THE NEW AND IMPROVED ROMIE FUTCH

by Julia Elliott

Pub Date: Oct. 1st, 2015
ISBN: 978-1-941040-15-7
Publisher: Tin House

This first novel from Elliott (The Wilds, 2014) blends dystopia and Southern Gothic.

Taxidermist Romie Futch has spent his life with deadbeat dudes who like to drink—you know, people like him. Still smarting from the breakup of his marriage and needing some money, Romie signs up for a medical experiment at the Center for Cybernetic Neuroscience in Atlanta: he and his fellow subjects get all of the humanities uploaded to their brains. Soon, Romie and his new pals are discussing the highfalutin in the only vernacular they know: “Fuck that punk Derrida. Got game in his flow but no heat.” This, essentially, is the joke of the novel’s first third, and it wears a little thin. But when Romie leaves the center, Elliott tells a bizarre (and bizarrely moving) story about how he tries to put his life back together. Dreaming of an art career, Romie hunts squirrels, stuffs them, and makes them into dioramas illustrating Foucault and Bentham’s concept of panopticon. Soon, he’s hunting bigger animals, using the head of a wild swine to dress himself as “Lord Tusky the Third, a lean and refined gentleman with the head of a boar.” (This is Elliott at the height of her absurdity.) Eventually, Romie becomes obsessed with killing a mutant hog nicknamed “Hogzilla” (with, yes, plenty of Ahab references). How does all of this hang together?
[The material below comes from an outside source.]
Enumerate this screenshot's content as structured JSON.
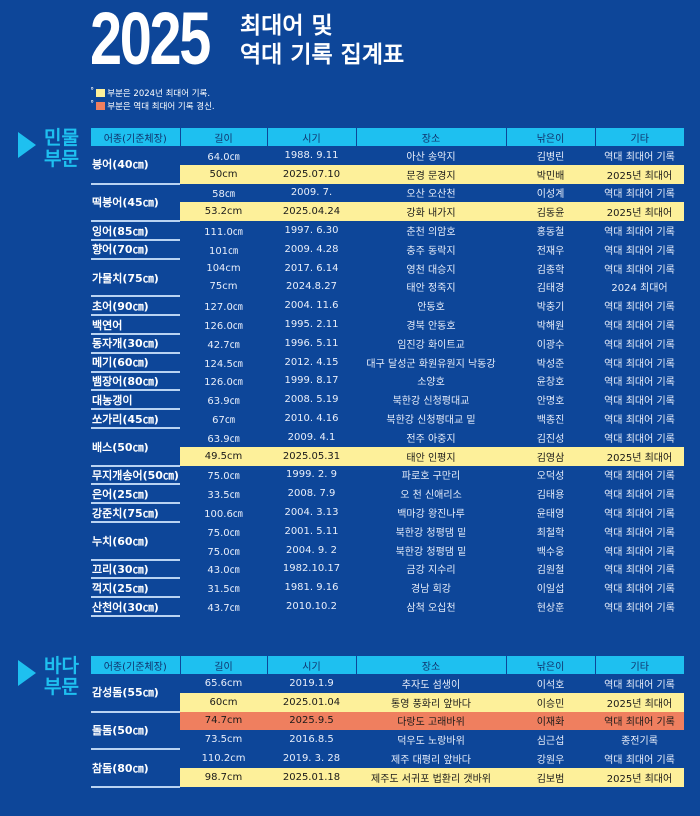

Surprisingly well, mostly because Elliott uses Romie’s heartbreak to underpin all the action, no matter how silly it gets. It’s not a perfect novel, but it’s always energetic. At its worst, it feels like an author showing off, in love with her central concept like a parent who can’t stop talking about her kids on Facebook. Then again, as this novel reminds the cynical, seen-it-all reader, sometimes strangeness is enough.

Elliott’s work, in its own snarling and unruly way, contains brilliance.